Advertising executives, naturally, defend the study and kid's advertising in general. "The nag factor, as negative as it sounds, is really about when kids and parents are watching TV together -- that's when the advertising has the best effect," said Mike Lotito, president-chief operating officer of Initiative Media. "Parents are able to teach kids how to evaluate and review advertising and what to take away from it, and kids are able to voice their interest in products."


"Most products really provide something for kids that they really, truly need for their development, for their social interaction," said Chris McKee, creative director of Geppetto Group, New York, and one judge of the Golden Marbles awards.
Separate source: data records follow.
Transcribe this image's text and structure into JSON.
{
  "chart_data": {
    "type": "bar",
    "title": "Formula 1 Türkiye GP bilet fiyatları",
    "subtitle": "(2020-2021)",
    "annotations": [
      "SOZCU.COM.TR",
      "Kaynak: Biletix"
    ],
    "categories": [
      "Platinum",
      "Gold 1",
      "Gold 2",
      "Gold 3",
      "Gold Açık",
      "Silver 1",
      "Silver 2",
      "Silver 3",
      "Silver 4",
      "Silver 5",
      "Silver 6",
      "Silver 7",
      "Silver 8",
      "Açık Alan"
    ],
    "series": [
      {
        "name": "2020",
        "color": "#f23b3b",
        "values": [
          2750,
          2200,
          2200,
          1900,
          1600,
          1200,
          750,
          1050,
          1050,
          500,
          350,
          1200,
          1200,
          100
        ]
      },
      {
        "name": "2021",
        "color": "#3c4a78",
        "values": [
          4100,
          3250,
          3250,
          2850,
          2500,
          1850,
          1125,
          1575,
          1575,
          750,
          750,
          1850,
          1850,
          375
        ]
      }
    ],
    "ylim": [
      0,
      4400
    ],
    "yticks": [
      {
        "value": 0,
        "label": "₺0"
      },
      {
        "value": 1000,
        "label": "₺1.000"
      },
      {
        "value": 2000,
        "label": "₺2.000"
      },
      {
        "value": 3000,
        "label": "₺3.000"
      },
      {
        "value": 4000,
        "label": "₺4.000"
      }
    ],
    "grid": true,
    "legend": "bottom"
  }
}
Pokemon taps "a fundamental need of kids to collect things and become empowered by collecting."

But to the protesting doctors and educators, fast-food and junk-food ads clearly contribute to the epidemic of obesity in children, and violent ads contribute to violence in schools. Protesters want a White House conference on marketing to children. "We need to begin a national dialogue on this issue," Ms. Linn said.

"There is no reason to keep kids hermetically sealed away from our society," said Dan Jaffe, exec VP of the Association of National Advertisers, who added that as long as advertising to kids is fair and truthful it is OK. "You can't keep kids in a cocoon until they come out of the chrysalis full grown."